So it seemed to be the qemu-guest-agent portion since >=4.0.
I did a build with [2] reverted and the crash is gone.

I see from the host:
$ virsh qemu-agent-command focal '{"execute": "guest-shutdown"}'
"error: Guest agent is not responding: Guest agent disappeared while
executing command"

I'm not sure which part of the communication breaks first, but it could try
to send on a dying connection, the old code had:

rsp = qmp_dispatch(_commands, QOBJECT(req), false);
if (rsp) {
ret = send_response(s, rsp)

While the new code is like:

rsp = qmp_dispatch(_commands, obj, false);
end:
 ret = send_response(s, rsp);

Maybe it runs send_response despite qmp_dispatch failing now?

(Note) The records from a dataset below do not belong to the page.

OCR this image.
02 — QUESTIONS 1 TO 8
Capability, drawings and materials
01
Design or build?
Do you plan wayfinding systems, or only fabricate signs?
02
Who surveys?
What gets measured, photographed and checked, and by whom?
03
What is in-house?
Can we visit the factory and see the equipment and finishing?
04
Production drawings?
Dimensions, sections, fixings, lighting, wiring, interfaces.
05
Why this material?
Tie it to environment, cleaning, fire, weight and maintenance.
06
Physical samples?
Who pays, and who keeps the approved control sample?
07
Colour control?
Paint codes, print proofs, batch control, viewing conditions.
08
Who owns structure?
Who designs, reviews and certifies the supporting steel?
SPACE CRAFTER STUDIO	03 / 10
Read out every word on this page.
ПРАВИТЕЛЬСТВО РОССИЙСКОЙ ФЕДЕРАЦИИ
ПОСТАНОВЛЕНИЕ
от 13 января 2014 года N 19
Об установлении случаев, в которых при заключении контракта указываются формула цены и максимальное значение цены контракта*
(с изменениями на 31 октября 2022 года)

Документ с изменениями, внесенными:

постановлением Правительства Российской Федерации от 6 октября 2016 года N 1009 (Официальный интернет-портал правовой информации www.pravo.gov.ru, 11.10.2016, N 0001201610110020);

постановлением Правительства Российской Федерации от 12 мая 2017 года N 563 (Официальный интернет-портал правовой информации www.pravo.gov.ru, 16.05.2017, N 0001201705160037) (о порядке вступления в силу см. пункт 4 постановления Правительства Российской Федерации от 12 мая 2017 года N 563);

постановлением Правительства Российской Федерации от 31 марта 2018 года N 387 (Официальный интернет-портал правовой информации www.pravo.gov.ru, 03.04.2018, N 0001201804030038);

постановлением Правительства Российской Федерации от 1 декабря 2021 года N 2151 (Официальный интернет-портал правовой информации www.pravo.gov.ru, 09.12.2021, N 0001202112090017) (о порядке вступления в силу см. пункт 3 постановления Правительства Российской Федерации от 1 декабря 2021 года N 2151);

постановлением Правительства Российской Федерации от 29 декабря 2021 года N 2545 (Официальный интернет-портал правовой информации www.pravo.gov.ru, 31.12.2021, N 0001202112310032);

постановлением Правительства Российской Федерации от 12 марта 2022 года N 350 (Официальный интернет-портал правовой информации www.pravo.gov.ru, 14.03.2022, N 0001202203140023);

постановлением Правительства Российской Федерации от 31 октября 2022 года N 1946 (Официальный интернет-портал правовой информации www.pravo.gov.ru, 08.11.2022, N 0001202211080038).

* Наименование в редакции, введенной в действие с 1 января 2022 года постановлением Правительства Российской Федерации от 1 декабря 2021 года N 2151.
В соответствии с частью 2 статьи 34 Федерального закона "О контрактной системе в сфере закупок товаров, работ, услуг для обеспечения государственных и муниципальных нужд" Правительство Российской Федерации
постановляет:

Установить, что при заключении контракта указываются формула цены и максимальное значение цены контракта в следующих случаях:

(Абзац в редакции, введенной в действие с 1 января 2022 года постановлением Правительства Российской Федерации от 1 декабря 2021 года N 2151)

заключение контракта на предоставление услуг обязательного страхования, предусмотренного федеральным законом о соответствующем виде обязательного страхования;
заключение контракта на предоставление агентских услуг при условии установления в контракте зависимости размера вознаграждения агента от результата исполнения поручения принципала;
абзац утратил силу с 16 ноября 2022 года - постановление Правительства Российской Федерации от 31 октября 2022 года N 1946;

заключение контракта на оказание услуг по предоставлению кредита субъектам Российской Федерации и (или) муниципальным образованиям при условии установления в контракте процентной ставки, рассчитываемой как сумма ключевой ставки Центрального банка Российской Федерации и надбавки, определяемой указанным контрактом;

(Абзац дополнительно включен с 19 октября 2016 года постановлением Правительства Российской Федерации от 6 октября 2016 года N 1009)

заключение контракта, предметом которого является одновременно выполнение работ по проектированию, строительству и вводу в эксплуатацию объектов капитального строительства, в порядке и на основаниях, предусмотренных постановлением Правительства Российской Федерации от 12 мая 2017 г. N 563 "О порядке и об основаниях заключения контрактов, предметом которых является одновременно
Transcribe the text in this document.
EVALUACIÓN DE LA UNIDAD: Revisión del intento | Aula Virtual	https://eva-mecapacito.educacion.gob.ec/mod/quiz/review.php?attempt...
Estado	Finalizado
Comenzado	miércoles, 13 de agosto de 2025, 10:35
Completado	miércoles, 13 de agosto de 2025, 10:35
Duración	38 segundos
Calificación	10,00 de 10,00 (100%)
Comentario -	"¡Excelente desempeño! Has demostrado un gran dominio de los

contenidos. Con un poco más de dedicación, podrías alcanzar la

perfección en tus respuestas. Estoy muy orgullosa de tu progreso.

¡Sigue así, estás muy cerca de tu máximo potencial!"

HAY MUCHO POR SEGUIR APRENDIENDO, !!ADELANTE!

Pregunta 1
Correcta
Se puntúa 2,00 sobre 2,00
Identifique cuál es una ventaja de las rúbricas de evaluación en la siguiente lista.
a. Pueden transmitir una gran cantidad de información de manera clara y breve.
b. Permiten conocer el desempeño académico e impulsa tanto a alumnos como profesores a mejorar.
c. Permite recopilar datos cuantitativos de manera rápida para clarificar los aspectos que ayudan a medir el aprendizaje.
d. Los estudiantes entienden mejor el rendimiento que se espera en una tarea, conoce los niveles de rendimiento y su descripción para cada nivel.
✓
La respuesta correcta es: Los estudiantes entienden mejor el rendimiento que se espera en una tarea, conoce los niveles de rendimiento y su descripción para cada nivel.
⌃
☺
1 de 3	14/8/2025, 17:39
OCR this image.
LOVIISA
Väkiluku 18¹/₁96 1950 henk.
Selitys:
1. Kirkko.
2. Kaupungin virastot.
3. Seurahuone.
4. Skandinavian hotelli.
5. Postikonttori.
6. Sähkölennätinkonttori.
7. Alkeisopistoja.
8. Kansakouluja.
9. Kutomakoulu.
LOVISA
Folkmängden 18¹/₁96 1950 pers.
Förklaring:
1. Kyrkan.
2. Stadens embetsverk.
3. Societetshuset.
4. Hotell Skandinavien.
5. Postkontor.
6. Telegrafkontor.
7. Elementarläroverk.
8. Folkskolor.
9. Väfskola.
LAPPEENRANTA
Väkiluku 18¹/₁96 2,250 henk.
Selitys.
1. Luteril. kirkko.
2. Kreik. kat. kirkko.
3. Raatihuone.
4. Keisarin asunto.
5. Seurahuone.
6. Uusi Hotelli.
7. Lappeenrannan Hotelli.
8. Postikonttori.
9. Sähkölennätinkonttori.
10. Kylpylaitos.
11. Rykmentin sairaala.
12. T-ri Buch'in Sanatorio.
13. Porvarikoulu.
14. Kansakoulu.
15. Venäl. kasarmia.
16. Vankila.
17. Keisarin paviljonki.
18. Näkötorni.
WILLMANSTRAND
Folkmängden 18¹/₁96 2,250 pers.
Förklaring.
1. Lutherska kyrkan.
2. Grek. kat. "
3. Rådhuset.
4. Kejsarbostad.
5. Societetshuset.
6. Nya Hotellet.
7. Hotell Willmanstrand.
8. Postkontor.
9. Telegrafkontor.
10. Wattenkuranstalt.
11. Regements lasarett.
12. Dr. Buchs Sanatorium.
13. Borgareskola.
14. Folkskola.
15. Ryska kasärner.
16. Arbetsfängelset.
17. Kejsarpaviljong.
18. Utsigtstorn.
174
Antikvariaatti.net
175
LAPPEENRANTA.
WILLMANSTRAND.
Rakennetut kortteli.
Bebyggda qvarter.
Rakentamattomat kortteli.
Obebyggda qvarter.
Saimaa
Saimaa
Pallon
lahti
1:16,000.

I didn't stare at it long enough to have a solution yet, but wanted to make
the maintainer of qga and the Author aware.

[1]: https://git.qemu.org/?p=qemu.git;a=commit;h=125b310e1d62
[2]: https://git.qemu.org/?p=qemu.git;a=commit;h=781f2b3d1e5e
[3]: https://git.qemu.org/?p=qemu.git;a=commit;h=48ff7a625b36

-- 
Christian Ehrhardt
Staff Engineer, Ubuntu Server
Canonical Ltd